契約書が不備な場合には、お子様やお孫様にとっての将来の安心のためにも現時点で正式な契約書を作り、借地権者と取り交わしておくことをお勧めします。契約書の特約には次のことを記載して、条件や金額の目安などを取り決めておきましょう。

専門家への相談がお勧め

地代交渉や契約は専門知識が必要なので、弁護士や不動産業者などのプロに依頼されることをお勧めします。

借地権者が建物を建て替えたいと言ってきました。気をつけるべきことは?

建物の構造・規模が変わらないか要確認。条件変更なら承諾料も割増しに。

借地権者は現時点で建っている建物を利用する以外、勝手に建て替えなどはできず、土地オーナーの承諾が必要です。承諾には慣習的に承諾料の受け渡しを行いますが、その金額は法律で明確に定められてはいません。借地借家法(新法)が制定された1992年より前の借地では、建物の構造によって非堅固建物(木造など)・堅固建物(鉄筋コンクリート造など)に分類されており、借地権の期間は非堅固建物が20年・堅固建物が30年という違いがあります。したがって、建て替えによって建物の構造が変わる場合は、一旦それまでの契約を解除して、新しい契約を結び直す必要が生じます。建物の条件が変わる場合の建て替え承諾料は、同条件の建物の場合よりも高くなります。目安は以下図1の通りです。

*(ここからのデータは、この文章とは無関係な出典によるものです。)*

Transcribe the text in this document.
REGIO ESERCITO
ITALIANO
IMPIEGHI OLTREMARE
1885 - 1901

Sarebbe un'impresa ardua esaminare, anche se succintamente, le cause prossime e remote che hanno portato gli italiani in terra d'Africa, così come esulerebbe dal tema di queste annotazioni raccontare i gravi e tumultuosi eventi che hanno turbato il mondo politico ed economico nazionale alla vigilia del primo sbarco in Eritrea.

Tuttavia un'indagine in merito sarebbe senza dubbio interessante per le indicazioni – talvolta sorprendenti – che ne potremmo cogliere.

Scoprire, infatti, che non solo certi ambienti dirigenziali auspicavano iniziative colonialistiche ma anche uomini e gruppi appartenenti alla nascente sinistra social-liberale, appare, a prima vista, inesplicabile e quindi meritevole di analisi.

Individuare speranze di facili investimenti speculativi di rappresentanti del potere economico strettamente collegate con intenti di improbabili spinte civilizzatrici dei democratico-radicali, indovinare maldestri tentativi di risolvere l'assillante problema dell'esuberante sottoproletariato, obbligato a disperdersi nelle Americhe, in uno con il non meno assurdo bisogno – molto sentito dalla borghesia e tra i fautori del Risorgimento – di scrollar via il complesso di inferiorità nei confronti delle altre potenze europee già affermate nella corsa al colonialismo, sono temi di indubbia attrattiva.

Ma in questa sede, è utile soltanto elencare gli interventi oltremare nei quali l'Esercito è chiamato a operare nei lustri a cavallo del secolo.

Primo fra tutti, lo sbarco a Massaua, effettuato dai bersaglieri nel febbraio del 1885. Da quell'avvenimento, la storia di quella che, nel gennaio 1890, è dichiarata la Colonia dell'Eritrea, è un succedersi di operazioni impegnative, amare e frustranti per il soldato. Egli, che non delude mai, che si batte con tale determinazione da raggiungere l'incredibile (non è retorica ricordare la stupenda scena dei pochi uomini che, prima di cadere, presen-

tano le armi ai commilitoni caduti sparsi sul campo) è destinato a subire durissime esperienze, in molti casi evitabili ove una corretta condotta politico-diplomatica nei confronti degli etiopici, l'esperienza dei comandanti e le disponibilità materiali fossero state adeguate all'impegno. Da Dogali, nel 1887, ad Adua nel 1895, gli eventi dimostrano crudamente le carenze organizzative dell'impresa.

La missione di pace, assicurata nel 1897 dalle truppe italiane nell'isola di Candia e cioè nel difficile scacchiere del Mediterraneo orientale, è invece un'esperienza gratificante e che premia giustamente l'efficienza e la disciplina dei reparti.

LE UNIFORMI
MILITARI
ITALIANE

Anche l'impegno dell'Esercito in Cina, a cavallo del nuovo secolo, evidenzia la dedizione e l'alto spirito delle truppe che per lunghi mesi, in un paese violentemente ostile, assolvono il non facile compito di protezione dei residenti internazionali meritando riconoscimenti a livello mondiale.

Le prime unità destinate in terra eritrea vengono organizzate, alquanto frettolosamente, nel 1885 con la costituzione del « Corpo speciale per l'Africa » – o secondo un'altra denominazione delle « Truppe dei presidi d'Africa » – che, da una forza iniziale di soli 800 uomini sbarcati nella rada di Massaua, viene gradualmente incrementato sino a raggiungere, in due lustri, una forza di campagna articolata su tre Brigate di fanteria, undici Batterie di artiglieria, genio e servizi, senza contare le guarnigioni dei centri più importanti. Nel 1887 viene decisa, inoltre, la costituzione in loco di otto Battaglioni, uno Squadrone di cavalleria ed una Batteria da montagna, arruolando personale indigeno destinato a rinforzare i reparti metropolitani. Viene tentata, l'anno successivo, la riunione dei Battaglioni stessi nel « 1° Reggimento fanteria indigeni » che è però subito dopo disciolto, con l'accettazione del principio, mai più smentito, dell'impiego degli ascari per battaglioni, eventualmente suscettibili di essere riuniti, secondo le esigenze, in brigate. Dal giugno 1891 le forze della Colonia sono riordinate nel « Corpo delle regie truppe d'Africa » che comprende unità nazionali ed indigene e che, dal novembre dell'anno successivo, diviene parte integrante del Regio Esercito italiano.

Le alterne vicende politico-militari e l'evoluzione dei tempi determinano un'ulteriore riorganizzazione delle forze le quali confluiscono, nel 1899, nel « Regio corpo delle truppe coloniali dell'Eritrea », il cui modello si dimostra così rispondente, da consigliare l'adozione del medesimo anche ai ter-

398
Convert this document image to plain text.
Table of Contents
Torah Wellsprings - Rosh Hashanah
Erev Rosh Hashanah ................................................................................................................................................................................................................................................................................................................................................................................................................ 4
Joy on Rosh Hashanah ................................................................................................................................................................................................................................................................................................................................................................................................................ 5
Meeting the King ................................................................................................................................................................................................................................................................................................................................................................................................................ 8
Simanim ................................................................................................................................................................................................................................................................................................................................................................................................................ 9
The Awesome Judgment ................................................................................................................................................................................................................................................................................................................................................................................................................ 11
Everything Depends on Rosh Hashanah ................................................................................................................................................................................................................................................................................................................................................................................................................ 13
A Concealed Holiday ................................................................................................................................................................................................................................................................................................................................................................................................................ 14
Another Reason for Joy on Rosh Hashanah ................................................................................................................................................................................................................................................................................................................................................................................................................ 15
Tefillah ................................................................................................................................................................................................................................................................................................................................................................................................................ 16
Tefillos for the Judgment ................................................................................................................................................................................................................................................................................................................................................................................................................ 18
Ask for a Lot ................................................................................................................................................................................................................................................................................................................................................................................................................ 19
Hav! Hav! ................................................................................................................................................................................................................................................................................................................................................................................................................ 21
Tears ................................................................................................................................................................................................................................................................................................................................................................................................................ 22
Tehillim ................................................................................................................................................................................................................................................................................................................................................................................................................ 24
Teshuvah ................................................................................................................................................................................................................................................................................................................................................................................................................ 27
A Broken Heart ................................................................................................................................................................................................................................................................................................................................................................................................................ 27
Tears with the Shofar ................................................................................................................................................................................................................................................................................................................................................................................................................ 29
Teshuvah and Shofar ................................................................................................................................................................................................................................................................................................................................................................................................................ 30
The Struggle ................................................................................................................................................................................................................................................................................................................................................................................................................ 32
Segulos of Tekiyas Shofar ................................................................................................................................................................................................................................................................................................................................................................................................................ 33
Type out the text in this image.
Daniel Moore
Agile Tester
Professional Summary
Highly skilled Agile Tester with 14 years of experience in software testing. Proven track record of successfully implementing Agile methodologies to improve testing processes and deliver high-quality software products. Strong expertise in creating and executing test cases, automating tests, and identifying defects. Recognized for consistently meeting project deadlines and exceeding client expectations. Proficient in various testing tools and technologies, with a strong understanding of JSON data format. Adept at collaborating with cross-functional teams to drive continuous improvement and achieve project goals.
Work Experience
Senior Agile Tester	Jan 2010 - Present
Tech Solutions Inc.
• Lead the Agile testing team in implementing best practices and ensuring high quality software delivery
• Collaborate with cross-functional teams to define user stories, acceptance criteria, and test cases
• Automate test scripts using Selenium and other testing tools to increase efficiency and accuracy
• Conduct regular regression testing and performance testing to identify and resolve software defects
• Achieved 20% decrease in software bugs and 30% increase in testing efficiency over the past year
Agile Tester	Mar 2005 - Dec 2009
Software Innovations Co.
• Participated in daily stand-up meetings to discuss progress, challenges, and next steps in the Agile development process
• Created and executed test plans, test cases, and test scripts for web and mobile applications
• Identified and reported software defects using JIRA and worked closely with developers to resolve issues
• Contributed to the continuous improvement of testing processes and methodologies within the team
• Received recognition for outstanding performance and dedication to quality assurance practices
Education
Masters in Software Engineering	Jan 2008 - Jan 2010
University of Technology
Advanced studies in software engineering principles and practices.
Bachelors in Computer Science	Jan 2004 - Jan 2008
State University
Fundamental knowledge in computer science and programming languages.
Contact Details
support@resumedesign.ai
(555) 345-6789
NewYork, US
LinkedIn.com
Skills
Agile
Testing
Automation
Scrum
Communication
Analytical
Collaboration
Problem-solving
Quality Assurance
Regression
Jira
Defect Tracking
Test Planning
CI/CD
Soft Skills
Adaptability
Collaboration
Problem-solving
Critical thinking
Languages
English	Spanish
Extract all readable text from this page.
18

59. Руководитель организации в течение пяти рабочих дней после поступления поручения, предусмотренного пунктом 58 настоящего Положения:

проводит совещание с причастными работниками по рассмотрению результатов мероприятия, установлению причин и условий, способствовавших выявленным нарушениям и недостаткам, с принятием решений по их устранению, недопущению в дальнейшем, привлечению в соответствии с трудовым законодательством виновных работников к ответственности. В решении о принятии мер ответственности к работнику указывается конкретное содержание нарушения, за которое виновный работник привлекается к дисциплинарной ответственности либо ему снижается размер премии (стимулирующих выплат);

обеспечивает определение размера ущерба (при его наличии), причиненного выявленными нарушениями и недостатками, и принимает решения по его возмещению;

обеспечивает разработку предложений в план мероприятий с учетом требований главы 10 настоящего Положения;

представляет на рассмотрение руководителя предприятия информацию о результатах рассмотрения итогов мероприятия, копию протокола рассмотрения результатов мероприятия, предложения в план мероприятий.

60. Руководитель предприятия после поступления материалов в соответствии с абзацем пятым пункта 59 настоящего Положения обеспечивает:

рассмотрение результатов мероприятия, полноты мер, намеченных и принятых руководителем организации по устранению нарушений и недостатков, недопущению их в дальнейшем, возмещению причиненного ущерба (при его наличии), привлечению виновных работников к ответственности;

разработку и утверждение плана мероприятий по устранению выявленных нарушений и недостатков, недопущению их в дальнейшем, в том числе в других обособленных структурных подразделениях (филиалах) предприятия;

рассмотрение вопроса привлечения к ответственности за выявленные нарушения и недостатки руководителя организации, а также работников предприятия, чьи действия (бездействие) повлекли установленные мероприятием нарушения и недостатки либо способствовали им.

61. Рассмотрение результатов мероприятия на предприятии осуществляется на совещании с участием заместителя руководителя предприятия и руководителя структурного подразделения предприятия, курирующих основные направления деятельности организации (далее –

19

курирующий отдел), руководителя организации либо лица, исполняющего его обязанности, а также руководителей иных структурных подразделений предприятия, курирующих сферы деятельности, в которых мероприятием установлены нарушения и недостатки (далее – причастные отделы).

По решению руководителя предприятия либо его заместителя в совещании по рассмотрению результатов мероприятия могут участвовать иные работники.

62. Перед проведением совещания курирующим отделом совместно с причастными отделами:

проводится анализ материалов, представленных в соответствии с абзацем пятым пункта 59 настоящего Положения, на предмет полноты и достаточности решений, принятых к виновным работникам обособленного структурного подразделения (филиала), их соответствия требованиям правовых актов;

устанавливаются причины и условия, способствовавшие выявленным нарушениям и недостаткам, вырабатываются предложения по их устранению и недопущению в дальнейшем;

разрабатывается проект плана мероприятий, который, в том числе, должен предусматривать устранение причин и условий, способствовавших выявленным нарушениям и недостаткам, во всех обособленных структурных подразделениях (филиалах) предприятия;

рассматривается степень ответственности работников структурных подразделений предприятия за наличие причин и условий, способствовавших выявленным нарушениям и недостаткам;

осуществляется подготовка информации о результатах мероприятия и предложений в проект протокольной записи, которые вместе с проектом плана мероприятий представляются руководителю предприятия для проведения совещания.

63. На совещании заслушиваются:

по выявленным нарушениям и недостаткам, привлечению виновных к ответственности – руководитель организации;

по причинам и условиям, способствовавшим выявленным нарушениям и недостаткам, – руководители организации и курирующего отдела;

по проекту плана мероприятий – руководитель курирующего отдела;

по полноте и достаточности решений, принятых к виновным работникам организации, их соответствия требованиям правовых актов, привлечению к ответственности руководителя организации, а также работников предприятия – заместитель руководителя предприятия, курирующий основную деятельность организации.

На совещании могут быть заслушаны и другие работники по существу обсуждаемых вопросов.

融資承諾には要注意!お互いのメリットを優先しましょう

借地権者から建て替え承諾と同時に「融資承諾」に署名・捺印を求められた場合は注意が必要です。融資実行によって建物に金融機関の第一抵当権が付くと、借地権者が経済的に破綻すれば権利が移転します。借地契約が長年におよび、建物の老朽化が進んでいれば、近隣配慮や火災防止のためにも建て替えは必要になるでしょう。したがって、借地権者と土地オーナーがお互いのメリットを見据えて歩み寄り、計画を進められると良いでしょう。